(CBS/AP) Ellen DeGeneres, who broke ground in 1997 as the first lead character on prime-time TV to reveal she was gay, is winning the nation's top humor prize.
The Kennedy Center for the Performing Arts announced Tuesday that DeGeneres will receive the 15th annual Mark Twain Prize for American Humor. She will be honored Oct. 22 with a lineup of star performers in a tribute show that will be recorded for broadcast at a later date.
In a written statement, DeGeneres said receiving the same award as past honorees Bill Cosby, Tina Fey and Will Ferrell makes her wonder, "Why didn't I get this sooner?"
It was 15 years ago - just before the humor prize was created - when DeGeneres came out on Time magazine's cover and as her character on the sitcom "Ellen" to a record 46 million viewers.
Cappy McGarr, an executive producer for the Mark Twain Prize show and a Kennedy Center board member, said, "She's not just a comedian," he said. "She's really a miracle worker. She got the president to dance, the first lady to do pushups and (Republican) Tom Delay to laugh."
The New Orleans native got her start as an emcee at a local comedy club in her hometown.

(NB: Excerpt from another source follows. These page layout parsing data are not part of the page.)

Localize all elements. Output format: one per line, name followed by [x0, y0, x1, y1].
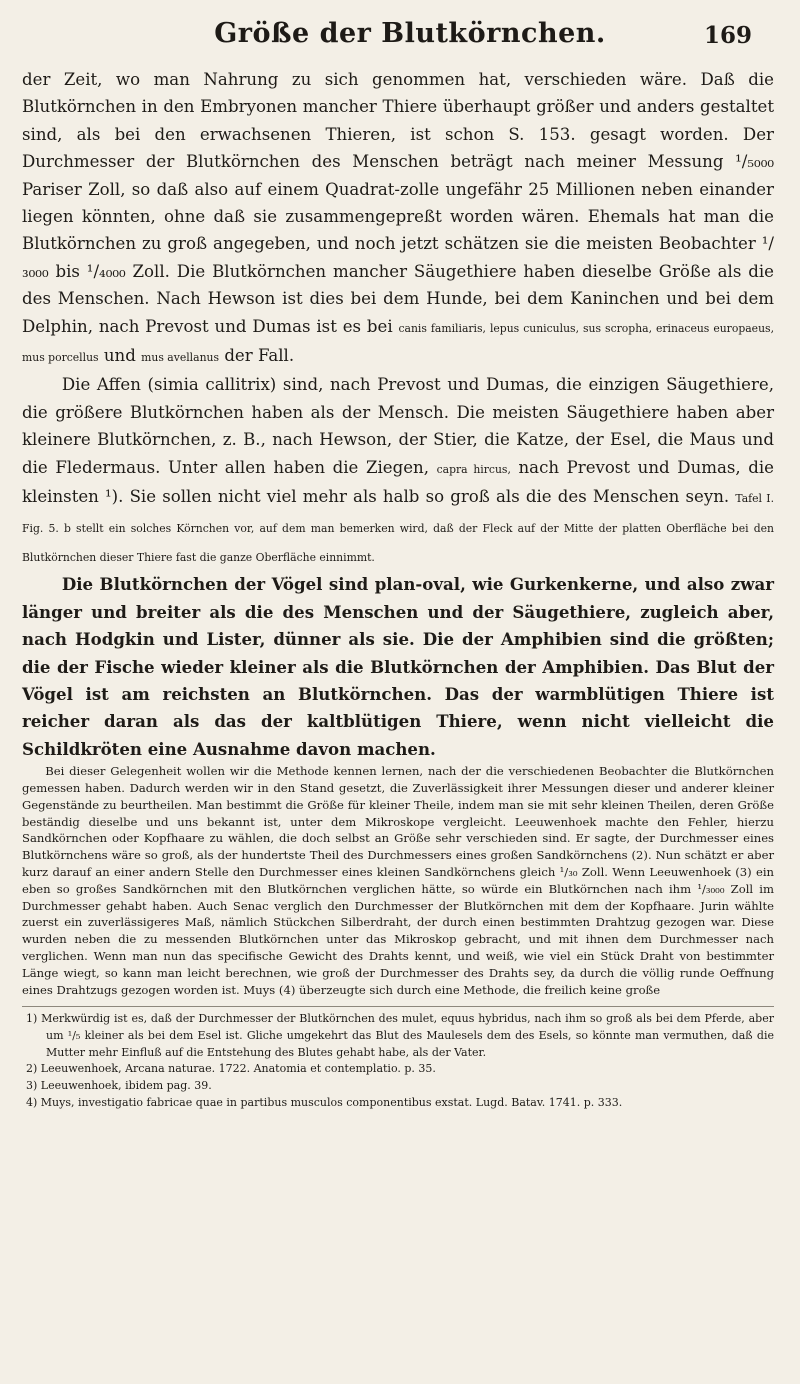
latin-capra: capra hircus,: [436, 462, 511, 476]
page-content: [22, 66, 774, 1112]
paragraph-2: [22, 371, 774, 571]
figure-reference-note: Tafel I. Fig. 5. b stellt ein solches Körnchen vor, auf dem man bemerken wird, daß der Fleck auf der Mitte der platten Oberfläche bei den Blutkörnchen dieser Thiere fast die ganze Oberfläche einnimmt.: [22, 492, 775, 564]
latin-species-last: mus avellanus: [141, 351, 220, 365]
paragraph-3: [22, 571, 774, 763]
footnote-4: 4) Muys, investigatio fabricae quae in partibus musculos componentibus exstat. Lugd. Batav. 1741. p. 333.: [26, 1095, 623, 1109]
footnote-1: 1) Merkwürdig ist es, daß der Durchmesser der Blutkörnchen des mulet, equus hybridus, nach ihm so groß als bei dem Pferde, aber um ¹/₅ kleiner als bei dem Esel ist. Gliche umgekehrt das Blut des Maulesels dem des Esels, so könnte man vermuthen, daß die Mutter mehr Einfluß auf die Entstehung des Blutes gehabt habe, als der Vater.: [26, 1012, 774, 1059]
footnotes: [22, 1006, 774, 1111]
small-print-paragraph: Bei dieser Gelegenheit wollen wir die Methode kennen lernen, nach der die verschiedenen Beobachter die Blutkörnchen gemessen haben. Dadurch werden wir in den Stand gesetzt, die Zuverlässigkeit ihrer Messungen dieser und anderer kleiner Gegenstände zu beurtheilen. Man bestimmt die Größe für kleiner Theile, indem man sie mit sehr kleinen Theilen, deren Größe beständig dieselbe und uns bekannt ist, unter dem Mikroskope vergleicht. Leeuwenhoek machte den Fehler, hierzu Sandkörnchen oder Kopfhaare zu wählen, die doch selbst an Größe sehr verschieden sind. Er sagte, der Durchmesser eines Blutkörnchens wäre so groß, als der hundertste Theil des Durchmessers eines großen Sandkörnchens (2). Nun schätzt er aber kurz darauf an einer andern Stelle den Durchmesser eines kleinen Sandkörnchens gleich ¹/₃₀ Zoll. Wenn Leeuwenhoek (3) ein eben so großes Sandkörnchen mit den Blutkörnchen verglichen hätte, so würde ein Blutkörnchen nach ihm ¹/₃₀₀₀ Zoll im Durchmesser gehabt haben. Auch Senac verglich den Durchmesser der Blutkörnchen mit dem der Kopfhaare. Jurin wählte zuerst ein zuverlässigeres Maß, nämlich Stückchen Silberdraht, der durch einen bestimmten Drahtzug gezogen war. Diese wurden neben die zu messenden Blutkörnchen unter das Mikroskop gebracht, und mit ihnen dem Durchmesser nach verglichen. Wenn man nun das specifische Gewicht des Drahts kennt, und weiß, wie viel ein Stück Draht von bestimmter Länge wiegt, so kann man leicht berechnen, wie groß der Durchmesser des Drahts sey, da durch die völlig runde Oeffnung eines Drahtzugs gezogen worden ist. Muys (4) überzeugte sich durch eine Methode, die freilich keine große: [22, 764, 774, 997]
paragraph-1-tail: der Fall.: [224, 346, 295, 366]
conjunction: und: [103, 346, 136, 366]
paragraph-2-text-a: Die Affen (simia callitrix) sind, nach Prevost und Dumas, die einzigen Säugethiere, die größere Blutkörnchen haben als der Mensch. Die meisten Säugethiere haben aber kleinere Blutkörnchen, z. B., nach Hewson, der Stier, die Katze, der Esel, die Maus und die Fledermaus. Unter allen haben die Ziegen,: [22, 375, 774, 477]
paragraph-3-text: Die Blutkörnchen der Vögel sind plan-oval, wie Gurkenkerne, und also zwar länger und breiter als die des Menschen und der Säugethiere, zugleich aber, nach Hodgkin und Lister, dünner als sie. Die der Amphibien sind die größten; die der Fische wieder kleiner als die Blutkörnchen der Amphibien. Das Blut der Vögel ist am reichsten an Blutkörnchen. Das der warmblütigen Thiere ist reicher daran als das der kaltblütigen Thiere, wenn nicht vielleicht die Schildkröten eine Ausnahme davon machen.: [22, 574, 774, 759]
page-header: [60, 14, 760, 54]
paragraph-1-text: der Zeit, wo man Nahrung zu sich genommen hat, verschieden wäre. Daß die Blutkörnchen in den Embryonen mancher Thiere überhaupt größer und anders gestaltet sind, als bei den erwachsenen Thieren, ist schon S. 153. gesagt worden. Der Durchmesser der Blutkörnchen des Menschen beträgt nach meiner Messung ¹/₅₀₀₀ Pariser Zoll, so daß also auf einem Quadrat-zolle ungefähr 25 Millionen neben einander liegen könnten, ohne daß sie zusammengepreßt worden wären. Ehemals hat man die Blutkörnchen zu groß angegeben, und noch jetzt schätzen sie die meisten Beobachter ¹/₃₀₀₀ bis ¹/₄₀₀₀ Zoll. Die Blutkörnchen mancher Säugethiere haben dieselbe Größe als die des Menschen. Nach Hewson ist dies bei dem Hunde, bei dem Kaninchen und bei dem Delphin, nach Prevost und Dumas ist es bei: [22, 70, 774, 336]
paragraph-2-text-b: nach Prevost und Dumas, die kleinsten ¹). Sie sollen nicht viel mehr als halb so groß als die des Menschen seyn.: [22, 457, 775, 507]
paragraph-1: [22, 66, 774, 371]
footnote-2: 2) Leeuwenhoek, Arcana naturae. 1722. Anatomia et contemplatio. p. 35.: [26, 1062, 436, 1076]
page-number: 169: [703, 22, 752, 49]
footnote-3: 3) Leeuwenhoek, ibidem pag. 39.: [26, 1079, 212, 1093]
main-text: [22, 66, 774, 763]
latin-species-list: canis familiaris, lepus cuniculus, sus scropha, erinaceus europaeus, mus porcellus: [22, 321, 775, 365]
running-head: Größe der Blutkörnchen.: [214, 18, 606, 49]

In 1982, a videotape of her club performance won DeGeneres Showtime's "Funniest Person in America." By 1986, she appeared on "The Tonight Show" and became the first female comedian summoned to Johnny Carson's desk to chat about her performance.

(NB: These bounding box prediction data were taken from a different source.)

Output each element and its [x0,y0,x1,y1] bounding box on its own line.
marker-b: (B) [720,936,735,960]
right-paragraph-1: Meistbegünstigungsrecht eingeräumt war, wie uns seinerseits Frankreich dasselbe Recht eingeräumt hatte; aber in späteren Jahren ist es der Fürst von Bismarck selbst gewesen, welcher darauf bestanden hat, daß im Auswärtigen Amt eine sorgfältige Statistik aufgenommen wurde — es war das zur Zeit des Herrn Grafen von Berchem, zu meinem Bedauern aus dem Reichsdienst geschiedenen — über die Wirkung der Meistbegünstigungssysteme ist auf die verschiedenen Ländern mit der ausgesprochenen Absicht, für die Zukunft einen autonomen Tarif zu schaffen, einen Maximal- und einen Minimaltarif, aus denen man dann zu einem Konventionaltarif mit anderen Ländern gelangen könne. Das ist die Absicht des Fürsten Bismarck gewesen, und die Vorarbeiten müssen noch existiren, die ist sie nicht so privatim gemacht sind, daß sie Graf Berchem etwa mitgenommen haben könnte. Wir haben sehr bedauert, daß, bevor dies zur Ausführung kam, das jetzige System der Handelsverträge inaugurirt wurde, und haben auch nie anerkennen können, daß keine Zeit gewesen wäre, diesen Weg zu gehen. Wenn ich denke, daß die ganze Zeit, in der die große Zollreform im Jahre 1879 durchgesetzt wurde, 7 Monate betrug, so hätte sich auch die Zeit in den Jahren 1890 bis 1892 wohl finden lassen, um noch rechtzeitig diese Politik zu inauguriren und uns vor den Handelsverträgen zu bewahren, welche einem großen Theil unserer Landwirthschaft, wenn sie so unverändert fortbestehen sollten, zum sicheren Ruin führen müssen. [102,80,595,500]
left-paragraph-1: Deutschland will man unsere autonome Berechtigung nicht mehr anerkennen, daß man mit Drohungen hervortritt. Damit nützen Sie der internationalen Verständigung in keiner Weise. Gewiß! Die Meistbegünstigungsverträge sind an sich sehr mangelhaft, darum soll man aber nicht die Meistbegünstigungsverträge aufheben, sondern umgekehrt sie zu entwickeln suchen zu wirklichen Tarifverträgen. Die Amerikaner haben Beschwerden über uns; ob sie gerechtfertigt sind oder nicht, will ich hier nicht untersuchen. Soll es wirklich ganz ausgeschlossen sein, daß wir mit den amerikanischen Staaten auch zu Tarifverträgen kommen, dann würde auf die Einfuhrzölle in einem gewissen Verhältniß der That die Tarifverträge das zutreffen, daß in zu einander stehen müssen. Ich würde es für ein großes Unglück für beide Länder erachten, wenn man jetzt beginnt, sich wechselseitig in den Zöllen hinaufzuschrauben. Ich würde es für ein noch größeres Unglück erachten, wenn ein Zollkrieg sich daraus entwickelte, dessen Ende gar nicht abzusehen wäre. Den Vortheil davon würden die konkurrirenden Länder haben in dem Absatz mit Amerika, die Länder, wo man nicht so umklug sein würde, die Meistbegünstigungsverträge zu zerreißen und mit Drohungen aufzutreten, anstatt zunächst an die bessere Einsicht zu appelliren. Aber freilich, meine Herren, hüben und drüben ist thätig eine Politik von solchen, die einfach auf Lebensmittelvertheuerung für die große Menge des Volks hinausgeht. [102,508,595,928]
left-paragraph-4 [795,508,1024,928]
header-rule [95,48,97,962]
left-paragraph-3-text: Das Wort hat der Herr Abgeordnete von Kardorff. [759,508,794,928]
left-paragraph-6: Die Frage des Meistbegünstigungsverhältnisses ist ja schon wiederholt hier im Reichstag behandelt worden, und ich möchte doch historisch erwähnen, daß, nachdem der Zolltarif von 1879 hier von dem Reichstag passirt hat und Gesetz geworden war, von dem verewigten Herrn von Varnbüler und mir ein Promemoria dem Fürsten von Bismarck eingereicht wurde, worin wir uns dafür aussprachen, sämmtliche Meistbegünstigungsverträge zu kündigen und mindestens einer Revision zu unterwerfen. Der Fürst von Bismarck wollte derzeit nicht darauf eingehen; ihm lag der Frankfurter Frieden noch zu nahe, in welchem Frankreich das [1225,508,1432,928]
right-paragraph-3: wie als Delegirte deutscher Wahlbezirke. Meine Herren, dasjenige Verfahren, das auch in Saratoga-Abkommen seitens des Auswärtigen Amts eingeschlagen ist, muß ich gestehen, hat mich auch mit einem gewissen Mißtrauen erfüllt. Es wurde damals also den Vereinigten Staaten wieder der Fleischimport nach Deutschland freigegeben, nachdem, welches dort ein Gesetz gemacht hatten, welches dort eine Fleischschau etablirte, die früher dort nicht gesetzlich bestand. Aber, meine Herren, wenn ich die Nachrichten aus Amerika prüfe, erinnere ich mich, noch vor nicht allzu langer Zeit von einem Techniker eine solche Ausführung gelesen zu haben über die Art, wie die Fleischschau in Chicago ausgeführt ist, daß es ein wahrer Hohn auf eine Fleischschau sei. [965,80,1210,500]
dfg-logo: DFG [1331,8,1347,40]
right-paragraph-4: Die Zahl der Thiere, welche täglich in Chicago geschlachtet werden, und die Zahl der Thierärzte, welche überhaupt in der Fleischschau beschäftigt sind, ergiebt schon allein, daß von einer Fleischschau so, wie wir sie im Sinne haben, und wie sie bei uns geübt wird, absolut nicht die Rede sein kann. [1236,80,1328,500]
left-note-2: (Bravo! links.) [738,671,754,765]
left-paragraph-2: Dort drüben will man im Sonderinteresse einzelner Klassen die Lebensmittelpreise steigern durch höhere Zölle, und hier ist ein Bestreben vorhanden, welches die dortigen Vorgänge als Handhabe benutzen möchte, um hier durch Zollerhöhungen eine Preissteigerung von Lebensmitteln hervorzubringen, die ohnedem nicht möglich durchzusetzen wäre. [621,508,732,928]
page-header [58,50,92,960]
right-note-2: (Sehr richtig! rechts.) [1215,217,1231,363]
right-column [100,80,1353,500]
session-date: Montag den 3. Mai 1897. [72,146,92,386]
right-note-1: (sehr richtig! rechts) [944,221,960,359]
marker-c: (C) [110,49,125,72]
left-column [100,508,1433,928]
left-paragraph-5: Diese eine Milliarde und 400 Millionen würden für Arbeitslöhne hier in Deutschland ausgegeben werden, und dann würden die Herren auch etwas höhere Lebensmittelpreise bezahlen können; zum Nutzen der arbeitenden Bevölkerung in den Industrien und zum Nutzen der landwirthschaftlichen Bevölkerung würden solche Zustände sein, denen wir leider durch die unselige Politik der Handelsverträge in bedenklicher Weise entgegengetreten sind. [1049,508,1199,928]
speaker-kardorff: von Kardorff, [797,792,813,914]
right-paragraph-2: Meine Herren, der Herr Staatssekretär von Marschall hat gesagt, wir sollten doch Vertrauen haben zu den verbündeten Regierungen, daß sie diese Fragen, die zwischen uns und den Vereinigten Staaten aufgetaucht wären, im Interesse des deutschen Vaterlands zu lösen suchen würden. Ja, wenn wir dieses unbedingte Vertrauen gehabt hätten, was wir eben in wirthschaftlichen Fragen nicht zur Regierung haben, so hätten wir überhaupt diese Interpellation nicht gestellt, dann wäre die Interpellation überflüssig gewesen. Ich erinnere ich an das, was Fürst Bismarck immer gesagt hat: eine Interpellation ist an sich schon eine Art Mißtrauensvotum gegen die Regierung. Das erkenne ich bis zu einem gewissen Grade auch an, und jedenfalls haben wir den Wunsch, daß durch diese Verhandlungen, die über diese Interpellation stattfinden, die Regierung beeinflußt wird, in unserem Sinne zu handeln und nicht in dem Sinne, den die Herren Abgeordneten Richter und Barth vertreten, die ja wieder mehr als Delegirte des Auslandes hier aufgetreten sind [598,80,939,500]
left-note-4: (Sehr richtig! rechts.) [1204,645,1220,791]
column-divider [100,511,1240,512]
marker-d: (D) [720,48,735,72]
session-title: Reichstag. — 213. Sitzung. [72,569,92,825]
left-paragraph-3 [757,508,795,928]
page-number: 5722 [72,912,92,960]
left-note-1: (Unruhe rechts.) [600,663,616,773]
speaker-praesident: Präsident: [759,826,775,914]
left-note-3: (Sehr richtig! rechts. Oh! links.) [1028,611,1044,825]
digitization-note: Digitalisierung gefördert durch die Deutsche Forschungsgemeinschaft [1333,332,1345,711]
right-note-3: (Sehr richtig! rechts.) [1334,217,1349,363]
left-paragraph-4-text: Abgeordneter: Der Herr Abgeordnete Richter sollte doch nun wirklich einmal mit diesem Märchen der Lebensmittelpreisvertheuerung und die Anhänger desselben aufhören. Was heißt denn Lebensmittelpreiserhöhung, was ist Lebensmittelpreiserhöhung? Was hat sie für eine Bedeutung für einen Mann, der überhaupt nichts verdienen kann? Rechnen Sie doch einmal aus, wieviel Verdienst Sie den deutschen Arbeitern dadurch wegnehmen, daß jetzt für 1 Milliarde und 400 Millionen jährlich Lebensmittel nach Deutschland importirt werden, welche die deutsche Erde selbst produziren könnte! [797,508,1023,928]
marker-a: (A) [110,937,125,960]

The Mark Twain prize honors people who have an impact on society in the tradition of Samuel Clemens, better known as Twain, as a social commentator and satirist.
McGarr said the Kennedy Center, which awards the prize, is not making a political statement by selecting the trailblazing DeGeneres.
"This has nothing to do with any political issue," he said. "But she's brilliantly shined a light on society, and that's what Mark Twain did."
Other Mark Twain Prize honorees have included Tina Fey, Will Ferrell, George Carlin and Steve Martin.